What surprises most teams is how quickly this can work. You do not need years of authority for a page to be retrieved. Retrieval systems are biased toward relevance and clarity, not domain age. A newly published article that cleanly answers a specific, awkward, long tail question can start appearing in answers within days. This is one of the few areas of modern distribution where being early and specific beats being large.

The second half of the work happens off your site, and this is where most AEO efforts quietly succeed or fail.

Answer engines lean heavily on places where people speak freely and contradict each other. Reddit, YouTube comments, niche forums, review sites. These sources are messy, but that messiness is exactly why they are trusted. A model that sees the same product mentioned by a founder on Reddit, a customer in a forum thread, and a reviewer on YouTube gains confidence that the product actually exists in the world.

Trying to game this layer usually backfires. Astroturfing reads like astroturfing, even to machines. What works is boring and time consuming. Show up where your users already ask questions. Be explicit about who you are. Answer honestly, including when your product is not the right fit. Counterintuitively, those admissions strengthen retrieval because they align with how humans talk when they are not selling.

Video deserves special mention here. Long tail B2B video is still underproduced relative to demand, and answer engines cite it aggressively. A ten minute walkthrough that explains a narrow use case will often outperform a polished blog post competing with a hundred near clones. The model does not care about production value. It cares about whether the content resolves the question it is trying to answer.

Measurement is where many teams lose the plot. There is no stable notion of rank inside an answer engine. Looking for one leads to false conclusions. The metric that matters is share of voice across a defined set of prompts. How often you appear. Where you tend to appear within the answer. Whether you show up consistently across platforms or only in one environment.

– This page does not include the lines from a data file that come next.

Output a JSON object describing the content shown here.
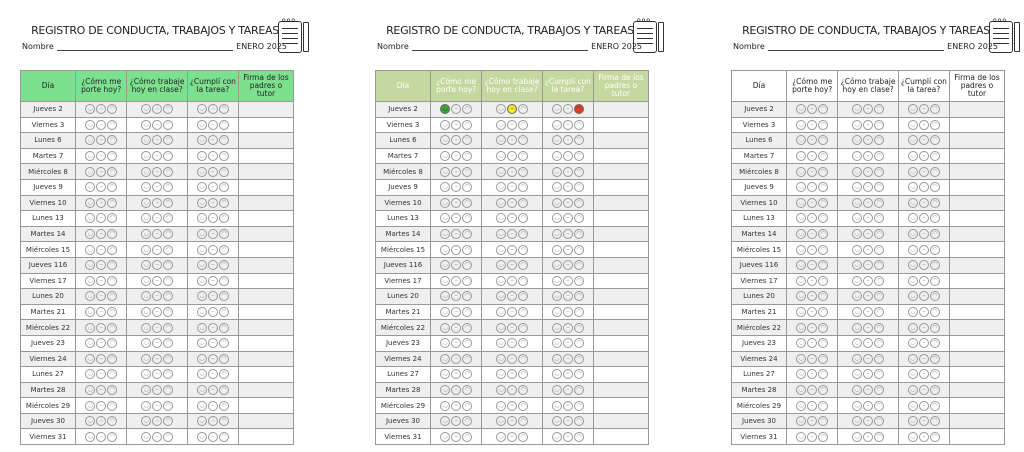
{
  "title": "REGISTRO DE CONDUCTA, TRABAJOS Y TAREAS",
  "name_label": "Nombre",
  "month": "ENERO 2025",
  "headers": [
    "Día",
    "¿Cómo me porte hoy?",
    "¿Cómo trabaje hoy en clase?",
    "¿Cumplí con la tarea?",
    "Firma de los padres o tutor"
  ],
  "days": [
    "Jueves 2",
    "Viernes 3",
    "Lunes 6",
    "Martes 7",
    "Miércoles 8",
    "Jueves 9",
    "Viernes 10",
    "Lunes 13",
    "Martes 14",
    "Miércoles 15",
    "Jueves 116",
    "Viernes 17",
    "Lunes 20",
    "Martes 21",
    "Miércoles 22",
    "Jueves 23",
    "Viernes 24",
    "Lunes 27",
    "Martes 28",
    "Miércoles 29",
    "Jueves 30",
    "Viernes 31"
  ],
  "face_icons": [
    "happy-face-icon",
    "neutral-face-icon",
    "sad-face-icon"
  ],
  "sheets": [
    {
      "header_bg": "#7de08f",
      "header_text": "#222222"
    },
    {
      "header_bg": "#c4d89f",
      "header_text": "#ffffff",
      "filled_row": "Jueves 2",
      "filled": {
        "conducta": {
          "face": "happy-face-icon",
          "color": "#3aa63a"
        },
        "trabajo": {
          "face": "neutral-face-icon",
          "color": "#f5e92a"
        },
        "tarea": {
          "face": "sad-face-icon",
          "color": "#e23b2a"
        }
      }
    },
    {
      "header_bg": "#ffffff",
      "header_text": "#222222"
    }
  ]
}
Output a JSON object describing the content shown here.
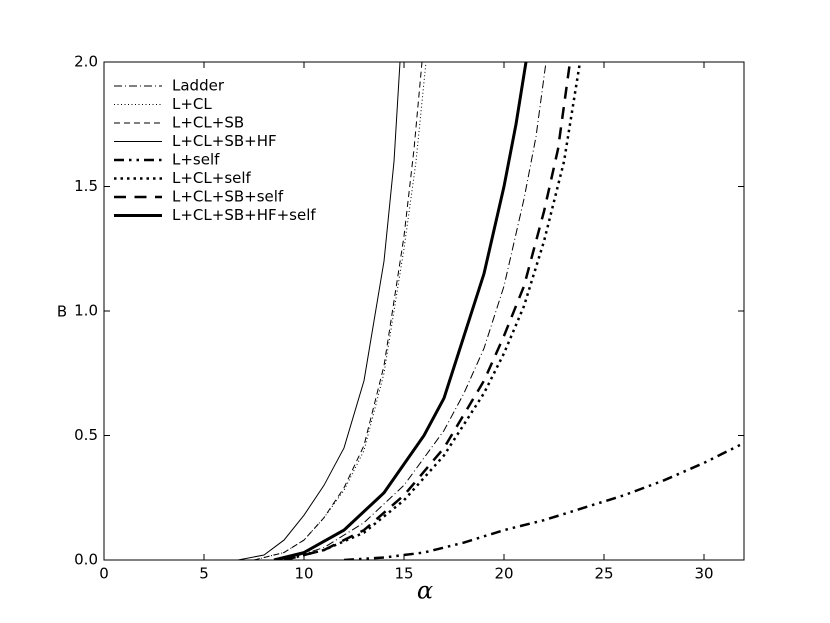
{
  "chart_data": {
    "type": "line",
    "x_label": "α",
    "y_label": "B",
    "xlim": [
      0,
      32
    ],
    "ylim": [
      0,
      2
    ],
    "xticks": [
      0,
      5,
      10,
      15,
      20,
      25,
      30
    ],
    "yticks": [
      {
        "value": 0,
        "label": "0.0"
      },
      {
        "value": 0.5,
        "label": "0.5"
      },
      {
        "value": 1,
        "label": "1.0"
      },
      {
        "value": 1.5,
        "label": "1.5"
      },
      {
        "value": 2,
        "label": "2.0"
      }
    ],
    "legend": "upper left",
    "series": [
      {
        "name": "Ladder",
        "color": "#000000",
        "dash": "dashdot",
        "linewidth": 1,
        "x": [
          9,
          11,
          13,
          15,
          17,
          18,
          19,
          20,
          21,
          21.6,
          22.1
        ],
        "values": [
          0,
          0.05,
          0.15,
          0.3,
          0.52,
          0.67,
          0.85,
          1.1,
          1.45,
          1.7,
          2.0
        ]
      },
      {
        "name": "L+CL",
        "color": "#000000",
        "dash": "dotted",
        "linewidth": 1,
        "x": [
          7.5,
          9,
          10,
          11,
          12,
          13,
          14,
          15,
          15.6,
          16.1
        ],
        "values": [
          0,
          0.03,
          0.08,
          0.17,
          0.28,
          0.44,
          0.75,
          1.25,
          1.6,
          2.0
        ]
      },
      {
        "name": "L+CL+SB",
        "color": "#000000",
        "dash": "dashed",
        "linewidth": 1,
        "x": [
          7.5,
          9,
          10,
          11,
          12,
          13,
          14,
          15,
          15.5,
          15.9
        ],
        "values": [
          0,
          0.03,
          0.08,
          0.17,
          0.29,
          0.46,
          0.78,
          1.3,
          1.65,
          2.0
        ]
      },
      {
        "name": "L+CL+SB+HF",
        "color": "#000000",
        "dash": "solid",
        "linewidth": 1,
        "x": [
          6.7,
          8,
          9,
          10,
          11,
          12,
          13,
          14,
          14.5,
          14.8
        ],
        "values": [
          0,
          0.02,
          0.08,
          0.18,
          0.3,
          0.45,
          0.72,
          1.2,
          1.6,
          2.0
        ]
      },
      {
        "name": "L+self",
        "color": "#000000",
        "dash": "dashdotdot",
        "linewidth": 2.5,
        "x": [
          12,
          14,
          16,
          18,
          20,
          22,
          24,
          26,
          28,
          30,
          32
        ],
        "values": [
          0,
          0.01,
          0.03,
          0.07,
          0.12,
          0.16,
          0.21,
          0.26,
          0.32,
          0.39,
          0.47
        ]
      },
      {
        "name": "L+CL+self",
        "color": "#000000",
        "dash": "dotted",
        "linewidth": 2.5,
        "x": [
          9,
          11,
          13,
          15,
          17,
          19,
          20,
          21,
          22,
          23,
          23.8
        ],
        "values": [
          0,
          0.04,
          0.11,
          0.24,
          0.42,
          0.67,
          0.83,
          1.02,
          1.28,
          1.6,
          2.0
        ]
      },
      {
        "name": "L+CL+SB+self",
        "color": "#000000",
        "dash": "dashed",
        "linewidth": 2.5,
        "x": [
          9,
          11,
          13,
          15,
          17,
          19,
          20,
          21,
          22,
          22.7,
          23.3
        ],
        "values": [
          0,
          0.04,
          0.12,
          0.26,
          0.45,
          0.72,
          0.9,
          1.1,
          1.4,
          1.65,
          2.0
        ]
      },
      {
        "name": "L+CL+SB+HF+self",
        "color": "#000000",
        "dash": "solid",
        "linewidth": 3,
        "x": [
          8.5,
          10,
          12,
          14,
          16,
          17,
          18,
          19,
          20,
          20.6,
          21.1
        ],
        "values": [
          0,
          0.03,
          0.12,
          0.27,
          0.5,
          0.65,
          0.9,
          1.15,
          1.5,
          1.75,
          2.0
        ]
      }
    ]
  }
}
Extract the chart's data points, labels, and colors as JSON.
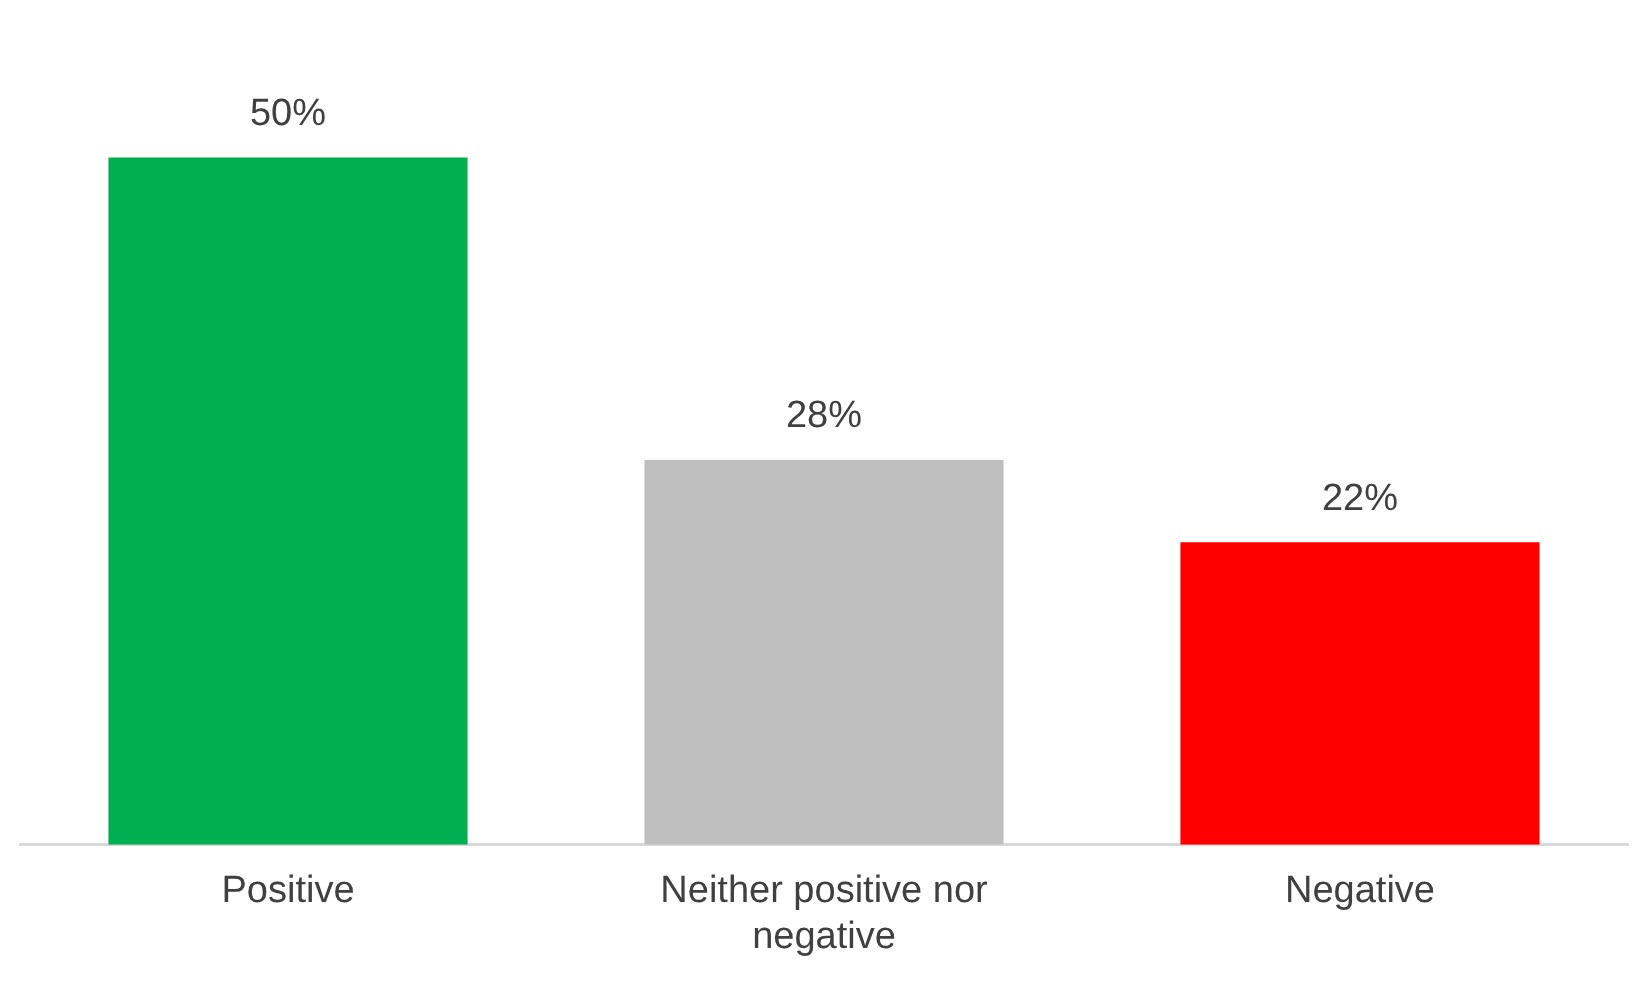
{
  "chart_data": {
    "type": "bar",
    "categories": [
      "Positive",
      "Neither positive nor negative",
      "Negative"
    ],
    "values": [
      50,
      28,
      22
    ],
    "colors": [
      "#00b050",
      "#bfbfbf",
      "#ff0000"
    ],
    "value_labels": [
      "50%",
      "28%",
      "22%"
    ],
    "grid": false,
    "legend": false
  }
}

The only way to know whether something works is to run controlled experiments. Pick a set of questions. Leave half untouched. Actively intervene on the other half by publishing, participating, or securing mentions. Track both over time. Most advice circulating right now has never been tested this way. It sounds plausible and feels modern, but collapses under comparison.

One of the more uncomfortable implications of all this is that attribution gets fuzzy. Users may never click. They may see your name, trust it, and search you directly later. Or they may sign up days afterward with no obvious referral path. If you are expecting clean dashboards, you will be disappointed. If you are willing to run surveys and look at directional lift, the signal is there.

The payoff, when it comes, is not incremental. Traffic from answer engines tends to convert unusually well because the persuasion already happened upstream. The model did the comparison. The user arrives to confirm, not to explore. That is a very different starting point than a cold search click.

None of this replaces SEO. It sits alongside it. The same fundamentals still apply. Clear writing. Real specificity. A willingness to commit to claims rather than hedging everything into mush. What has changed is how those signals are aggregated and presented.

Answer engines reward people who say useful things in public, repeatedly, across places that real humans already trust. That is not a growth hack. It is a distribution shift. And it favors teams who understand that being cited is now just as important as being ranked.

If you internalize that, the rest of AEO stops feeling mysterious and starts feeling like work you can actually do.